You've been using PGP wrong

Unless you have been using it right, in which case you can stop reading now.

TL;DR: Your master key should be airgapped. All your keys should expire. You should have revocation certificates in case you lose your master key. You should back it up safely so you don't lose it.

This post assumes you know what PGP is and have a rough understanding of how public key cryptography works. Also it is based on this tutorial which you should read for more details.

Quick PGP Refresher

To understand what we'll be working with, here are the core concepts that you should understand:

Airgapped Master Key

Most of the actions that you do with PGP only require subkeys. You only really need your master key when you want to add new subkeys or identities, or change something about the existing ones.

That means you can (and should) keep only your subkeys on your day-to-day devices, and access the master key only on a secure isolated offline device. Once you are done with your master key stuff, you just export everything except the master key itself to a removable storage device and import it on your other devices. That way, if one of your devices gets compromised you can just revoke the affected subkeys, while the master key remains secure.

If you haven't done this with your current key, you might want to consider retiring it and starting fresh, generating a new key from the airgapped system.

Example Setup

Use an old SBC or laptop that you have lying around, that will never be connected to a network ever again. Run a live OS on it. You will need a persistent partition for storing the private master key, which could be on a USB stick or on the device itself, as long as it stays offline. Export the subkeys to a different USB stick. You should make backups of the master key, but be sure to only access them from the airgapped system.

In Practice

Alright, that sounds fun, but how do you do it? I'm assuming you know how to create a PGP key, so go ahead and do that on your airgapped system. After that, you'll want to export only the subkeys, which can be done with the command:

gpg --export-secret-subkeys -o secret-subkeys.gpg

Then you move secret-subkeys.gpg to your USB stick and import it normally on your other devices. Also you should export the public keys whenever you change identities or expiration dates or whatever.

Revocation Certificates

You should keep a few of these around in case you lose your master key. To generate them, run the following command from your airgapped system (replace $KEY with your actual key ID):

gpg --gen-revoke $KEY

In order to actually revoke the key, import the resulting certificate so that it is merged with your key.

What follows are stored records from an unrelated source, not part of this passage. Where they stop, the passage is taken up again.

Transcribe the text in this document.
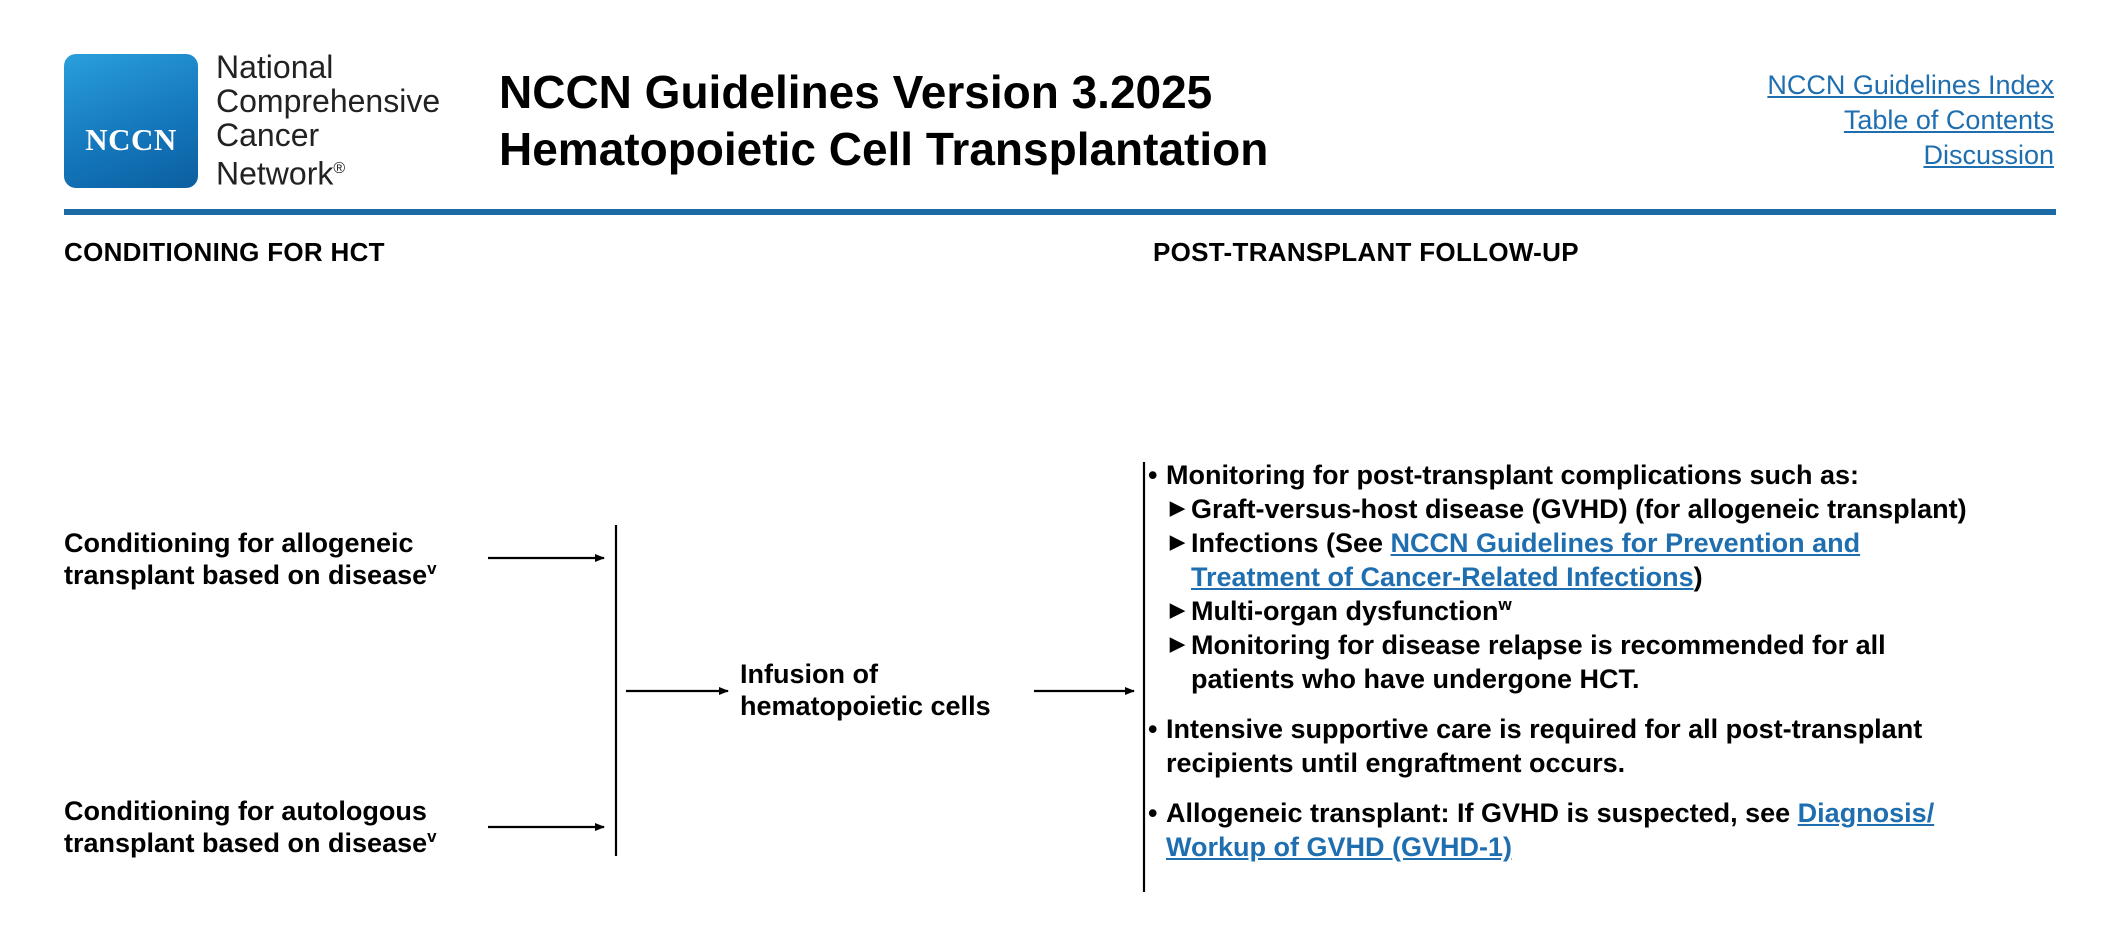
NCCN
National
Comprehensive
Cancer
Network®
NCCN Guidelines Version 3.2025
Hematopoietic Cell Transplantation
NCCN Guidelines Index
Table of Contents
Discussion
CONDITIONING FOR HCT	POST-TRANSPLANT FOLLOW-UP
Conditioning for allogeneic
transplant based on disease$^v$
Conditioning for autologous
transplant based on disease$^v$
Infusion of
hematopoietic cells
• Monitoring for post-transplant complications such as:
▶ Graft-versus-host disease (GVHD) (for allogeneic transplant)
▶ Infections (See NCCN Guidelines for Prevention and
Treatment of Cancer-Related Infections)
▶ Multi-organ dysfunction$^w$
▶ Monitoring for disease relapse is recommended for all
patients who have undergone HCT.
• Intensive supportive care is required for all post-transplant
recipients until engraftment occurs.
• Allogeneic transplant: If GVHD is suspected, see Diagnosis/
Workup of GVHD (GVHD-1)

Then you need to publish it to a keyserver or share it in some other way so that people know it is revoked. Keep this certificate somewhere safe. Anyone with access to it can revoke your master key.

Rotating Keys

Don't hold on to your subkeys for eternity. It is good practice to rotate them every once in a while. For that, set them to expire, and generate new ones to replace them once they're approaching EOL. The lifetime of your keys will depend on your threat model. Rotating them more frequently is better for security, but it is very inconvenient.

As for the master key, things get a bit more complicated. Rotating a master key would mean revoking it and starting the whole process from scratch, having to send it to everyone and rebuild trust each time. So if you are confident that your airgapped system is truly airgapped, and that the key is too strong to have been cracked since it was created, then it might be best to keep it around. Either way, you should also set an expiry date on it, and extend it when needed instead of rotating. This will ensure the key eventually expires if you lose it or die or something.

Conclusion

Airgapping your master key greatly increases security, at the cost of having to boot into the airgapped system every now and then to edit and export stuff. I hope this made you rethink your PGP OPSEC. Read the linked tutorial if you want an actual step-by-step guide.